2.8. Quantitative Analysis of Soluble Protein, Flavonoid, and Betaine Contents in Fresh Wolfberry

To assess the total protein content in fresh wolfberry samples, we employed the BCA method, following the kit instructions provided by the manufacturer (Suzhou Comin Biotechnology Co., Ltd., Suzhou, China) [21]. A volume of 200 µL of supernatant was pipetted into a 96-well plate for measurement, and the absorbance was determined at 562 nm. Protein concentrations are expressed in mg/mL.

The flavonoids and betaine contents in fresh wolfberries were determined using commercial assay kits (Suzhou Comin Biotechnology Co., Ltd., Suzhou, China). For flavonoid determination [23], 0.1 g of wolfberry and 2 mL of 60% (v/v) anhydrous ethanol were added to a pre-cooled mortar and mixed in an ice bath. The mixture was then shaken at 60 °C for 2 h. After extraction, the supernatant was obtained by centrifugation at 25 °C and 10,000× g for 10 min. The flavonoids content was calculated by mixing the supernatant with the appropriate reagents, and the absorbance was measured at 510 nm after resting for 15 min at 25 °C.

For betaine determination, the sample was dried and passed through a 40-mesh sieve (Zhongbao Hardware Mesh Products Co., Ltd., Shijiazhuang, China). Then, 0.02 g of sample and 0.8 mL of water were added to the centrifuge tube and shaken at 60 °C for 30 min. Subsequently, 200 μL of the extract was transferred to a new centrifuge tube, mixed, and centrifuged at 25 °C and 10,000× g for 10 min. The supernatant was collected and allowed to react with the reagent. Finally, 200 μL of reaction mixture was added to a 96-well plate, and the absorbance was determined at 525 nm. Both flavonoid and betaine contents were expressed in mg/g.

2.9. Assessment of MDA and LOX Levels in Fresh Wolfberry

The MDA and LOX in the wolfberry were determined according to instructions given in the assay kit (Suzhou Comin Biotechnology Co., Ltd., Suzhou, China) [24]. The units of MDA and LOX were nmol/g and U/g, respectively.
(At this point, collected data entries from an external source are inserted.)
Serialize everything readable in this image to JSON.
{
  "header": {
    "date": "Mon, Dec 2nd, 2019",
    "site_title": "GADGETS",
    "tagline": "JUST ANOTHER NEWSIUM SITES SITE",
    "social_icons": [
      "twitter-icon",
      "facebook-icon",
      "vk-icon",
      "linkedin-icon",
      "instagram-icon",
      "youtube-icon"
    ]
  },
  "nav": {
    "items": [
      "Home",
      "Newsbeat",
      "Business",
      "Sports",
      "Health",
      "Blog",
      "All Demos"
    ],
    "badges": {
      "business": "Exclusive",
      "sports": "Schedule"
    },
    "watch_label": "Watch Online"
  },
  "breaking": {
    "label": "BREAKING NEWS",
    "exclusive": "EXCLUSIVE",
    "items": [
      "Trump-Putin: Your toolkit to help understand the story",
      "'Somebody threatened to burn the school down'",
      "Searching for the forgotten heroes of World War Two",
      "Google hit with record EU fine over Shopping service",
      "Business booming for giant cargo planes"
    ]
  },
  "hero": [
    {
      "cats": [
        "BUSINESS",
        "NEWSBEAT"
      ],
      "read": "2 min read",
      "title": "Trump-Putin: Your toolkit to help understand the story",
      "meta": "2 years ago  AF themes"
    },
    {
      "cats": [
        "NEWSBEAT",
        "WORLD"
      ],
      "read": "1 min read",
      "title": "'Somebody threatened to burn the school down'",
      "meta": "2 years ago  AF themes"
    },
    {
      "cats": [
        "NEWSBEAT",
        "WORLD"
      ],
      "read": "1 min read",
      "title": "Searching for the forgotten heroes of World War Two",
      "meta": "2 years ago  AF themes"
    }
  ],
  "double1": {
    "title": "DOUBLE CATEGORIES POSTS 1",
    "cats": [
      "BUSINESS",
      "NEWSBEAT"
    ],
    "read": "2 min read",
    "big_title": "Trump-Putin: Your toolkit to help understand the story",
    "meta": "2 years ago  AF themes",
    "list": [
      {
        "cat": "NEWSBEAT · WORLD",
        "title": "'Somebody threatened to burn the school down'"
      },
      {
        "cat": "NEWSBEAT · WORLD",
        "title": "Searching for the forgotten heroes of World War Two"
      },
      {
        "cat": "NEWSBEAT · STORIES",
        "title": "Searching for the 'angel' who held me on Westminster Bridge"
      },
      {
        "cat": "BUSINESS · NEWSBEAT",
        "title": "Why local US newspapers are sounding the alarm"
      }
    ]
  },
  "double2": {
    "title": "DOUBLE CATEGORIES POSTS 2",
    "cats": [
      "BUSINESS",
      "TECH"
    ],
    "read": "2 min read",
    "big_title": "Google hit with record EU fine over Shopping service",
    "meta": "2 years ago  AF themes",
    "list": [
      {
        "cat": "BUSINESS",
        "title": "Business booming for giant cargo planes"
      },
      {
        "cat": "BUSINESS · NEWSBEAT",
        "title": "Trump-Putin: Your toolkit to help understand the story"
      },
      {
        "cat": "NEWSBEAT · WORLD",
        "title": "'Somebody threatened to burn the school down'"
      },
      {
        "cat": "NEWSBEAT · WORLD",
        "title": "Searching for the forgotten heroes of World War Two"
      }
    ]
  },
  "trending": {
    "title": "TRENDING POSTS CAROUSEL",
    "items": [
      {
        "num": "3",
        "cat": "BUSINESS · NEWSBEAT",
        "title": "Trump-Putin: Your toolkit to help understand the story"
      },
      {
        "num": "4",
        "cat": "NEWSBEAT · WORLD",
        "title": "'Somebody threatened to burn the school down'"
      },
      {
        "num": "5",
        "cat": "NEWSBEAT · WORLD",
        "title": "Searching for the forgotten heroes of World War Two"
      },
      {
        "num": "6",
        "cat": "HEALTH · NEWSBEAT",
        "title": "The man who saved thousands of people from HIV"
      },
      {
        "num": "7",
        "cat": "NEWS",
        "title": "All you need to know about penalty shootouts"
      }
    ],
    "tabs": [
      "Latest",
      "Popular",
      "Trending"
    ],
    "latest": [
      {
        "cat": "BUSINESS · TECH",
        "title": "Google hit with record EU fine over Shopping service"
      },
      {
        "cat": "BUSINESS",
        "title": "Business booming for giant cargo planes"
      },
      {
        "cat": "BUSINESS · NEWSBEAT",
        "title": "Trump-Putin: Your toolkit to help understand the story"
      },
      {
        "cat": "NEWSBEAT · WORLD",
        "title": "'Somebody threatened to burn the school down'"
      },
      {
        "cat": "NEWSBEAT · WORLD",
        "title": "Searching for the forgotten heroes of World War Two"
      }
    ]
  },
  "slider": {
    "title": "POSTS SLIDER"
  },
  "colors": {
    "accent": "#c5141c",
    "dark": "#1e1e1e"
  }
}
2.10. Determination of H₂O₂ Content and Rate of •O₂⁻ Production in Fresh Wolfberry

To evaluate the generation of reactive oxygen species (ROS) generation, the production rates of H₂O₂ and •O₂⁻ production rates were quantified according to the protocol established by Yang et al. [25]. The H₂O₂ and •O₂⁻ production rate kits were used according to the kit instructions. The concentration of H₂O₂ was expressed in μmol/g, while the production rate of •O₂⁻ was expressed in nmol/g.

2.11. Evaluation of SOD, CAT, and POD Enzymatic Activities in Fresh Wolfberry

The activities of antioxidant enzymes in wolfberry were determined by referring to the method described by Liu et al. [26]. The enzymatic activities of SOD, CAT, and POD were measured according to the instructions provided in the assay kit. All the above enzyme activities were expressed in U/g.

2.12. Determination of ASA, GSH Contents and APX, GR, MDHAR, and DHAR Enzyme Activities in Fresh Wolfberry

The concentrations of ASA and GSH concentrations, as well as the enzymatic activities of APX, GR, MDHAR, and DHAR, were quantified using the protocols established by Lu et al. [27]. Following the specific kit instructions, AsA and GSH levels were quantified in μg/g, while the activities of APX, GR, MDHAR, and DHAR were expressed in units per gram of fresh weight (U/g).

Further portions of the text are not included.